Go to the root of the workspace, and build the package:

colcon build

Also remember to source the workspace after building.

Launching example

Now you can launch the example_main.launch.py file using the ros2 launch command.

ros2 launch launch_tutorial example_main.launch.py

This will do the following:

  1. Start a turtlesim node with a blue background

  2. Spawn the second turtle

  3. Change the color to purple

  4. Change the color to pink after two seconds if the provided background_r argument is 200 and use_provided_red argument is True

Modifying launch arguments

If you want to change the provided launch arguments, you can either update them in launch_arguments dictionary in the example_main.launch.py or launch the example_substitutions.launch.py with preferred arguments. To see arguments that may be given to the launch file, run the following command:

ros2 launch launch_tutorial example_substitutions.launch.py --show-args

This will show the arguments that may be given to the launch file and their default values.

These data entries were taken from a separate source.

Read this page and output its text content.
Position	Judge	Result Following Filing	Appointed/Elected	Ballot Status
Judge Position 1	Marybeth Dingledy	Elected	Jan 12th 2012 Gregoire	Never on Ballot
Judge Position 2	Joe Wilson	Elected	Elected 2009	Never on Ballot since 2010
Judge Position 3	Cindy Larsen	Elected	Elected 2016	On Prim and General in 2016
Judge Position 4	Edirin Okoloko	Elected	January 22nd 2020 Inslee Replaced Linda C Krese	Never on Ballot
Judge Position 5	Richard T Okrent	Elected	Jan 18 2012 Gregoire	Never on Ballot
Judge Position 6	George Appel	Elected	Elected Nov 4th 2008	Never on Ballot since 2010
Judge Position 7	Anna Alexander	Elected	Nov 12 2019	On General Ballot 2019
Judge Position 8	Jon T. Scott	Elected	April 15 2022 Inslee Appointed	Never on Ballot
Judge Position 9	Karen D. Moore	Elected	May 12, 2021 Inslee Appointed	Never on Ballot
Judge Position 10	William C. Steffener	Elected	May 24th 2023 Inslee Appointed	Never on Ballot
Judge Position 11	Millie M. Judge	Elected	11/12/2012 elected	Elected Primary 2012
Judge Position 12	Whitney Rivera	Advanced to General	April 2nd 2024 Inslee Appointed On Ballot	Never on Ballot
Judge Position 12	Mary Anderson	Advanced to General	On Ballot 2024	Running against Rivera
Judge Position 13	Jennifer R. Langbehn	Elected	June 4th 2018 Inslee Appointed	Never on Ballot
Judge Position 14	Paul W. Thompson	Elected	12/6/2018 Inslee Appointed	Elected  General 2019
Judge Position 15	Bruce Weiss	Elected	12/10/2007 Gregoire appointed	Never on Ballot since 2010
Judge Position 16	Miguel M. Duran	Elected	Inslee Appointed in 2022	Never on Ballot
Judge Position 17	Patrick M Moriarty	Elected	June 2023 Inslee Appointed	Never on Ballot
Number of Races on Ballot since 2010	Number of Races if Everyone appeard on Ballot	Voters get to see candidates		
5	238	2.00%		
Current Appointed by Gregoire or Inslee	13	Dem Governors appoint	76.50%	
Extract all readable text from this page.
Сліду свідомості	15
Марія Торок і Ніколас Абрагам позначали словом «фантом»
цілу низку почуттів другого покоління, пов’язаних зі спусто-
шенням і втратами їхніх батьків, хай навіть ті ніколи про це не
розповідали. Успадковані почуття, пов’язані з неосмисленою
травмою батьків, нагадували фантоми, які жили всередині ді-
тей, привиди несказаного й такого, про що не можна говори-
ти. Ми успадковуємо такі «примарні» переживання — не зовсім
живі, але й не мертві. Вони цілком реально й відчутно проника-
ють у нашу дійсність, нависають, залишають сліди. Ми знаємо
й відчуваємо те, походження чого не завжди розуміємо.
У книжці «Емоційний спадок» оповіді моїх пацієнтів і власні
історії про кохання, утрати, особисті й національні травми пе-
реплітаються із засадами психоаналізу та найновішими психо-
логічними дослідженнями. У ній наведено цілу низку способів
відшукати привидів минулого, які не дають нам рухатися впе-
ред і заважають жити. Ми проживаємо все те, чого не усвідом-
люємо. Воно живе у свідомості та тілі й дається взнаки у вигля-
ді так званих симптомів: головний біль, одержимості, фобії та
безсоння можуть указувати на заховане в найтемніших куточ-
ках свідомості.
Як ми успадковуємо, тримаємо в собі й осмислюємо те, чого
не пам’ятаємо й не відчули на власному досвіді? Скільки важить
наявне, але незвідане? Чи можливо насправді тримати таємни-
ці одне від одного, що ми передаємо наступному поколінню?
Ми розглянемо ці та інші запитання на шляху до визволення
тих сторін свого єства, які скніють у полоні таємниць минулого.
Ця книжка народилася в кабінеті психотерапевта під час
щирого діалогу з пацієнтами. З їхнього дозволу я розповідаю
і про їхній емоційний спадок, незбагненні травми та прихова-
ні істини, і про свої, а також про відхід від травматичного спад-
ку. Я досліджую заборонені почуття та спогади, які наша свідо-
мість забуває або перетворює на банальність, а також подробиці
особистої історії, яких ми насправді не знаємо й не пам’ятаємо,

Arguments (pass arguments as '<name>:=<value>'):

    'turtlesim_ns':
        no description given
        (default: 'turtlesim1')

    'use_provided_red':
        no description given
        (default: 'False')

    'new_background_r':
        no description given
        (default: '200')

Now you can pass the desired arguments to the launch file as follows:

ros2 launch launch_tutorial example_substitutions.launch.py turtlesim_ns:='turtlesim3' use_provided_red:='True' new_background_r:=200

Documentation

The launch documentation provides detailed information about available substitutions.

Summary

In this tutorial, you learned about using substitutions in launch files. You learned about their possibilities and capabilities to create reusable launch files.